Search code examples
sqlsqlite

Overlay table mechanism in SQLite


I wonder if there is a mechanism for tables in SQLite similar to the overlayfs file system.

That means I have some table with pre filled data (the base). It is read only. Then I have a second read write table with same table schema (the overlay). I want to create a (virtual?) table that presents itself as if it contained the data merged from both tables, but with the overlay taking priority. In the sense that if the overlay contains same primary key as the base table the data from overlay is retrieved, and in the other case the base table data is taken. Writes or updates would always go to the overlay.

Is this possible?

I found the virtual union table extension, but that apparently only works for tables with mutually different primary keys.


Solution

  • You achieve this using window functions and UNION ALL operator.

    First, let's start with two tables: base and derived.

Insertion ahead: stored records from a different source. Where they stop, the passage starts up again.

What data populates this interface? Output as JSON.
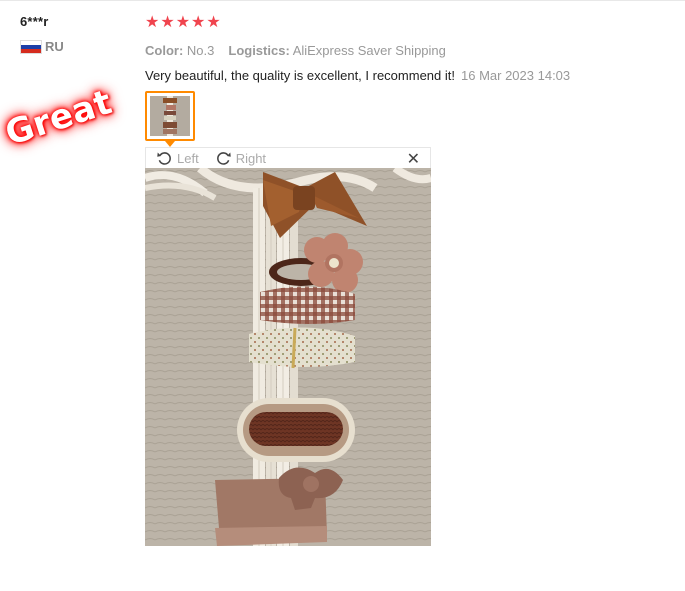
{
  "user": {
    "name": "6***r",
    "country": "RU"
  },
  "stamp": {
    "text": "Great"
  },
  "review": {
    "rating": 5,
    "color_label": "Color:",
    "color_value": "No.3",
    "logistics_label": "Logistics:",
    "logistics_value": "AliExpress Saver Shipping",
    "text": "Very beautiful, the quality is excellent, I recommend it!",
    "date": "16 Mar 2023 14:03"
  },
  "viewer": {
    "left_label": "Left",
    "right_label": "Right",
    "close_symbol": "✕",
    "rotate_left_icon": "rotate-left-icon",
    "rotate_right_icon": "rotate-right-icon"
  },
  "colors": {
    "star": "#f0444e",
    "thumb_border": "#ff8a00",
    "stamp_glow": "#ff0000"
  }
}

    CREATE TABLE base    (a INT PRIMARY KEY, b TEXT);
    CREATE TABLE derived (a INT PRIMARY KEY, b TEXT);
    

    Then, add some data.

    INSERT INTO base    (a, b) VALUES (1, 'one'), (2, 'two'), (3, 'three');
    INSERT INTO derived (a, b) VALUES (1, 'uno'), (2, 'duo'), (4, 'cuatro');
    

    Next, we can create an overlay table as:

    SELECT a, b
    FROM (
        SELECT *, ROW_NUMBER() OVER (
            PARTITION BY a 
            ORDER BY priority DESC
        ) AS rank
        FROM (
            SELECT a, b, 1 AS priority FROM derived
            UNION ALL
            SELECT a, b, 0 AS priority FROM base
        ) everything
    ) overlaid
    WHERE rank = 1;
    

    To make it easy to use, you can convert it into a VIEW as:

    CREATE VIEW overlay AS (); -- the query from above
    

    Explanation

    1. We combine base and derived into everything and assign priority (higher to derived and lower to base)

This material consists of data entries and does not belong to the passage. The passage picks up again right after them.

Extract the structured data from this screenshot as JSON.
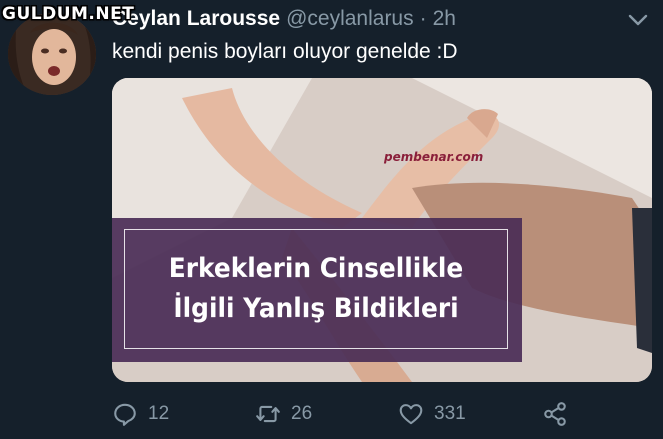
{
  "watermark": "GULDUM.NET",
  "tweet": {
    "display_name": "Ceylan Larousse",
    "handle": "@ceylanlarus",
    "separator": "·",
    "time": "2h",
    "text": "kendi penis boyları oluyor genelde :D"
  },
  "media": {
    "brand": "pembenar.com",
    "banner_lines": [
      "Erkeklerin Cinsellikle",
      "İlgili Yanlış Bildikleri"
    ]
  },
  "actions": {
    "reply_count": "12",
    "retweet_count": "26",
    "like_count": "331"
  },
  "colors": {
    "background": "#15202b",
    "muted": "#8899a6",
    "text": "#ffffff",
    "banner": "#4a2c56"
  },
  "icons": [
    "reply-icon",
    "retweet-icon",
    "like-icon",
    "share-icon",
    "chevron-down-icon"
  ]
}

    2. We assign rank to sub-groups identified by our primary-key a based on priority. If there's a row in both derived and base, the one in derived will receive rank = 1.

    3. We pick only rows with rank = 1

    This solution works well as if a row exists in both tables, the one from derived replaces base, else if a row is missing from derived, it stays from base. Lastly, a row that exists only in derived gets included.